Three years ago, not long after my only brother, Jamie, died, I found myself one summer afternoon missing him so much, needing him so much, that I decided to call up his empty New York apartment. I knew perfectly well there wasn’t anybody there to answer and yet of course I couldn’t know it for sure because nothing, nothing, is for sure in this world, and who could say that at least some echo of him mightn’t be there, and I would hear him again, hear the sound of his voice again, the sound of his marvelous laugh. So I sat there in the Vermont sunshine — this skeptical old believer, this believing old skeptic, who you would have thought had better sense — and let the phone ring, let it ring, let it ring.
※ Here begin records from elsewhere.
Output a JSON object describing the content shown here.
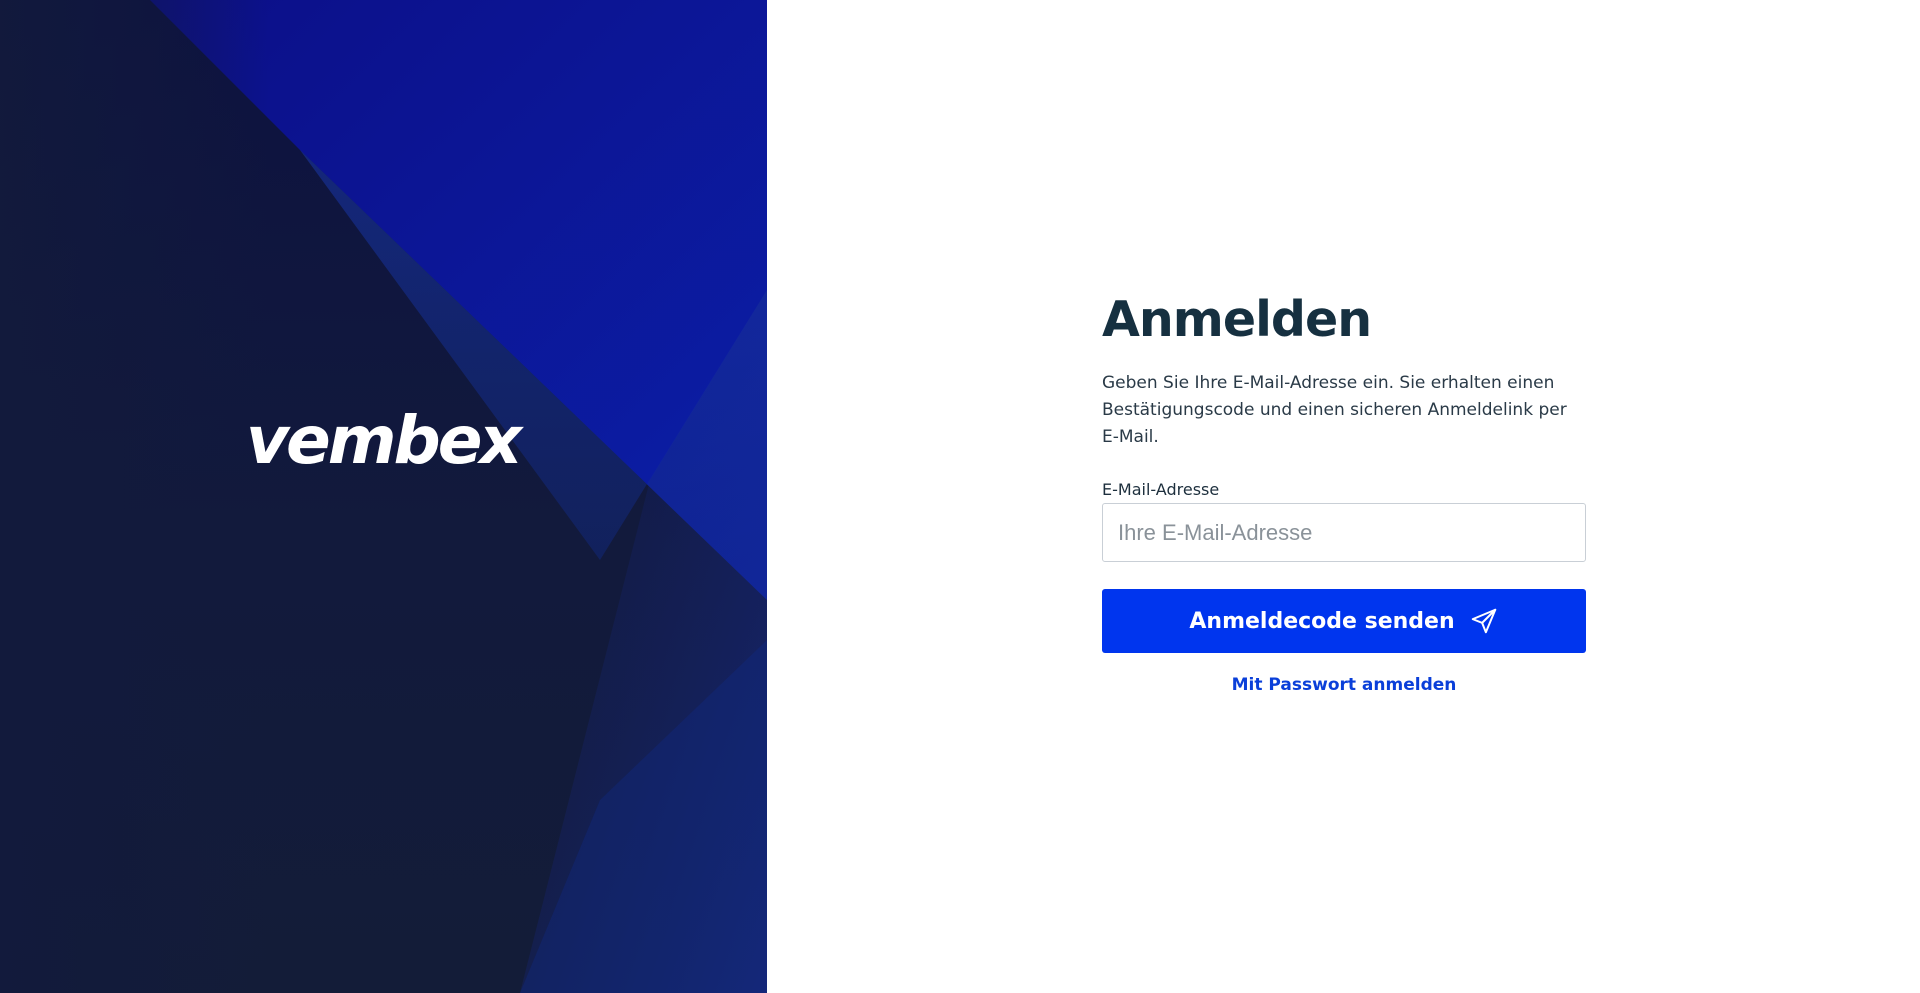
{
  "brand": {
    "logo_text": "vembex",
    "panel_bg": "#121a3c",
    "accent": "#0d0f8f"
  },
  "login": {
    "title": "Anmelden",
    "intro": "Geben Sie Ihre E-Mail-Adresse ein. Sie erhalten einen Bestätigungscode und einen sicheren Anmeldelink per E-Mail.",
    "email_label": "E-Mail-Adresse",
    "email_placeholder": "Ihre E-Mail-Adresse",
    "email_value": "",
    "send_button_label": "Anmeldecode senden",
    "send_button_icon": "paper-plane-icon",
    "password_link_label": "Mit Passwort anmelden",
    "colors": {
      "title": "#163040",
      "primary_button": "#0035ee",
      "link": "#0a3fd9"
    }
  }
}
Did Jamie answer it? How wonderful to be able to say that by some miracle he did and that I heard his voice again, but of course he didn’t, he didn’t, he didn’t, and all I heard was the silence of his absence. Yet who knows? Who can ever know anything for sure about the mystery of things? “In my Father’s house are many rooms,” Jesus said, and I would bet my bottom dollar that in one of those many rooms that phone rang and rang true and was heard. I believe that in some sense my brother’s voice was in the ringing itself, and that Jesus’ voice was in it too.
Jesus said, “I go to prepare a place for you…, that where I am you may be also,” speaking about death because that is what was uppermost in his mind as it was uppermost in the minds of all of them that last time they had supper together. and as I suspect it is uppermost in our minds too more often than we let on. He says he is not just going out like a light. He says he is going on. He says he is going ahead. He says we will go there too when our time comes. And who can resist giving our hearts to him as he says it?
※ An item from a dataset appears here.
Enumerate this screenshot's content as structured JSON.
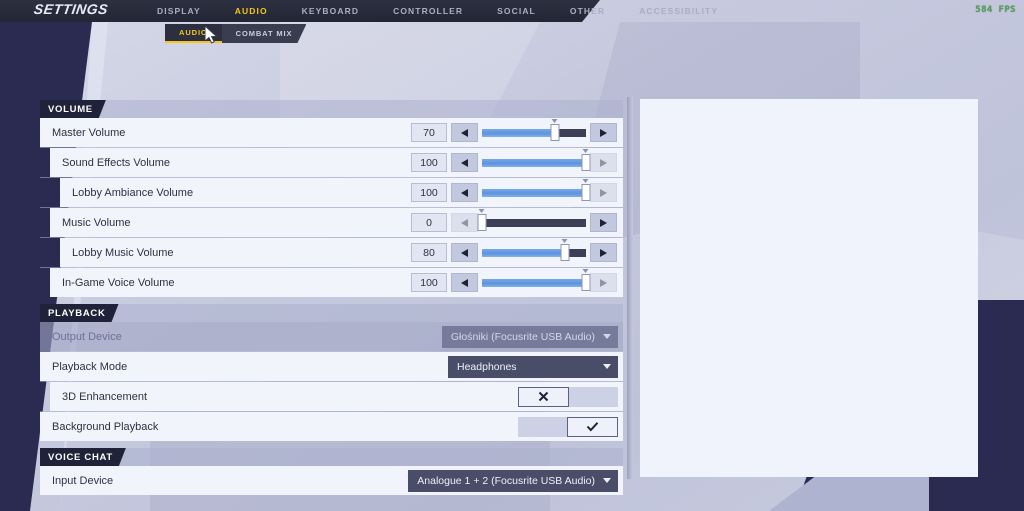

“You know the way where I am going,” he says, and then Thomas speaks out for every one of us in a voice that my guess is had all the irritation and frustration and sadness of the little girl’s. “Lord, we do not know where you are going; how can we know the way?”
If I were as brave as the rector at that Christmas pageant, I would stop talking precisely here with those starkly honest words. When it comes to the mystery of death, like the mystery of life, how can any of us know anything? If there is a realm of being beyond where we now are that has to do somehow with who Jesus is, and is for us, and is for all the world, then how can we know the way that will take us there?
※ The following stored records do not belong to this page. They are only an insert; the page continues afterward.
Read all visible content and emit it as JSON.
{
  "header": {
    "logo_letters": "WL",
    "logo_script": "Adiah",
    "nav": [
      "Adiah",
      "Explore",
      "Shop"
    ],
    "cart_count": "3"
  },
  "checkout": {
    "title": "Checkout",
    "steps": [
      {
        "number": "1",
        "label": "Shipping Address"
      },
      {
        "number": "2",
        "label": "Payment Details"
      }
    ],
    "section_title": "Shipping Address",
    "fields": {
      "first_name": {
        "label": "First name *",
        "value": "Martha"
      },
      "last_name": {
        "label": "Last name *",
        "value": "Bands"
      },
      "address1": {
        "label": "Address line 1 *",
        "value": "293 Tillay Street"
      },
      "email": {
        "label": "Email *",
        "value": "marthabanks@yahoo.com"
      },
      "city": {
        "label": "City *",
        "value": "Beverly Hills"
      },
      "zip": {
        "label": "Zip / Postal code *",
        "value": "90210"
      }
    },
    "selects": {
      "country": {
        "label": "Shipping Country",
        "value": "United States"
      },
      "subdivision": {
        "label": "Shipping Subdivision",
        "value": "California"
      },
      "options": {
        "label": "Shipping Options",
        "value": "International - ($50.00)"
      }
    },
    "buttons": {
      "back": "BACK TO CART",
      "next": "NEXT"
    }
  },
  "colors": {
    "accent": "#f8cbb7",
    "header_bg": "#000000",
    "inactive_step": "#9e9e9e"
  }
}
“I am the way, and the truth, and the life,” is how he answers. He does not say the church is the way. He does not say his teachings are the way, or what people for centuries have taught about him. He does not say religion is the way, not even the religion that bears his name. He says he himself is the way. And he says that the truth is not words, neither his words nor anyone else’s words. It is the truth of being truly human as he was truly human and thus at the same time truly God’s. And the life we are dazzled by in him, haunted by in him, nourished by in him is a life so full of aliveness and light that not even the darkness of death could prevail against it.
How do we go where he is? How do we who have a hard enough time just finding our way home in the night find the way that is his way, the way that is he? Who of us can say, and yet who of us doesn’t search for the answer in our deepest places?
As for me, I think what we are to do is to keep on ringing and ringing and ringing, because that ringing — and the longing, the faith, the intuition that keeps us at it — is the music of the truth trying to come true even in us. I think that what we are to do is to try to draw near to him and to each other any way we can because that is the last thing he asked of us. “Love one another as I have loved you” (John 15:12) is the way he said it, and that is exactly what the little girl asked too on that Christmas Day. By believing against all odds and loving against all odds, that is how we are to let Jesus show in the world and to transform the world.